Marcus Anthony Lovingood is an American new media producer, political activist, internet entrepreneur, and former candidate for the Los Angeles City Council's 14th district. In 2012, Lovingood appeared on Bravo's Start-Ups: Silicon Valley. He is the founder of Pride PAC, the first LGBT-based super PAC.

==Start-Ups: Silicon Valley==
In 2011, Lovingood was cast on the first season of Bravo's Start-Ups: Silicon Valley for his work as the founder and CEO of Futureleap Media. The show was marketed as one of the first reality shows with a "tech spin" where "Bravo will follow young Silicon Valley entrepreneurs as they break into the world's greatest startup hub." The show was executive produced by Randi Zuckerberg, sister to Facebook's Mark Zuckerberg. The show had only one season and was not renewed due to low viewership.

==Pride PAC==
On February 13, 2012, Lovingood launched the Pride PAC in San Francisco, California with the aim to raise $1,000,000 to aid in President Barack Obama's re-election. The Pride PAC was billed as being "dedicated to raising money online, and to using social media and offline events to turn out the gay community across the country to re-elect Obama."

==Broadway Live==
In 2013, Lovingood started Broadway Live, an online broadcast network bringing Broadway content to PC's and Mobile Devices. Early episodes featured Broadway performers such as Shoshana Bean and star of NBC's Smash Megan Hilty. On June 16, 2014 Broadway Live: Unplugged with Jonathan Reid Gealt premiered at Joe's Pub in New York City featuring X Factors Rachel Potter, Mama Mia's Zak Resnick and The Voices Loren Allred. The concert was broadcast on Monday, August 25, 2014.

==Broadway Masters==
In 2016, Lovingood founded Broadway Masters with choreographer Paul McGill, an online streaming masterclass that assembles Broadway talent to share their journey from the studio to the stage in a digital educational program. The program features Taye Diggs (RENT, Hedwig and the Angry Inch), Anthony Rapp (RENT, If/Then), Laura Osnes (Grease!, Cinderella), Jon Rua (Hamilton, In the Heights), Nick Adams (Priscilla..., Wicked), Lindsay Mendez (Wicked, Godspell), Kurt Froman (Movin' Out, BLACK SWAN, NYC Ballet), Courtney Reed (Aladdin, In the Heights), Charlotte D'Amboise (Chicago, A Chorus Line), and a final interview with series director McGill, the series provides insight into the journey of making it on Broadway.
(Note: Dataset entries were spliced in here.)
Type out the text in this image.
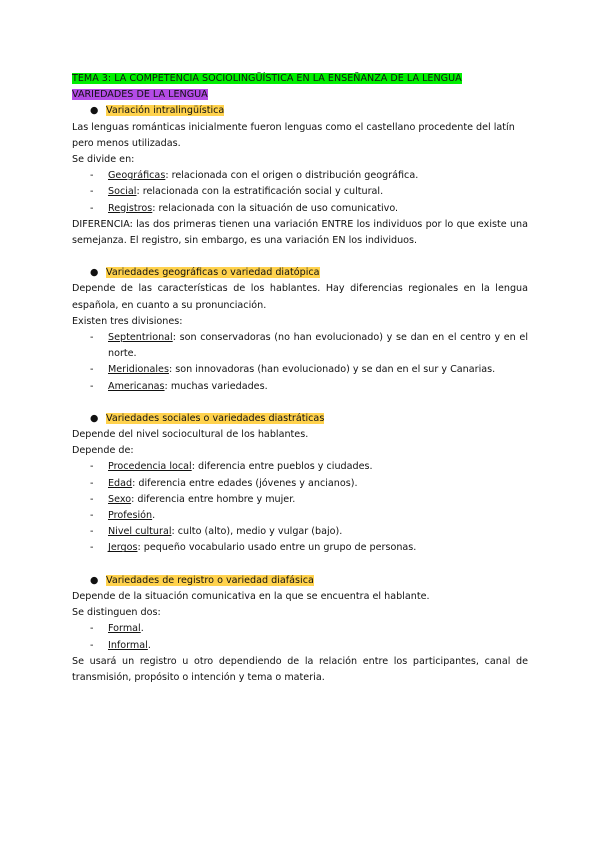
TEMA 3: LA COMPETENCIA SOCIOLINGÜÍSTICA EN LA ENSEÑANZA DE LA LENGUA

VARIEDADES DE LA LENGUA

● Variación intralingüística

Las lenguas románticas inicialmente fueron lenguas como el castellano procedente del latín pero menos utilizadas.

Se divide en:

- Geográficas: relacionada con el origen o distribución geográfica.
- Social: relacionada con la estratificación social y cultural.
- Registros: relacionada con la situación de uso comunicativo.

DIFERENCIA: las dos primeras tienen una variación ENTRE los individuos por lo que existe una semejanza. El registro, sin embargo, es una variación EN los individuos.

● Variedades geográficas o variedad diatópica

Depende de las características de los hablantes. Hay diferencias regionales en la lengua española, en cuanto a su pronunciación.

Existen tres divisiones:

- Septentrional: son conservadoras (no han evolucionado) y se dan en el centro y en el norte.
- Meridionales: son innovadoras (han evolucionado) y se dan en el sur y Canarias.
- Americanas: muchas variedades.

● Variedades sociales o variedades diastráticas

Depende del nivel sociocultural de los hablantes.

Depende de:

- Procedencia local: diferencia entre pueblos y ciudades.
- Edad: diferencia entre edades (jóvenes y ancianos).
- Sexo: diferencia entre hombre y mujer.
- Profesión.
- Nivel cultural: culto (alto), medio y vulgar (bajo).
- Jergos: pequeño vocabulario usado entre un grupo de personas.

● Variedades de registro o variedad diafásica

Depende de la situación comunicativa en la que se encuentra el hablante.

Se distinguen dos:

- Formal.
- Informal.

Se usará un registro u otro dependiendo de la relación entre los participantes, canal de transmisión, propósito o intención y tema o materia.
Through the experience and real-stories of successful actors in the theater industry. Each go into depth about their path in the business, lessons and hardships they faced along their journey, and advice they would give to aspiring actors.

== Broadway West ==
In 2018, Lovingood founded Broadway West, a 501(c)3 nonprofit with a mission to activate Downtown Los Angeles's historic theater district.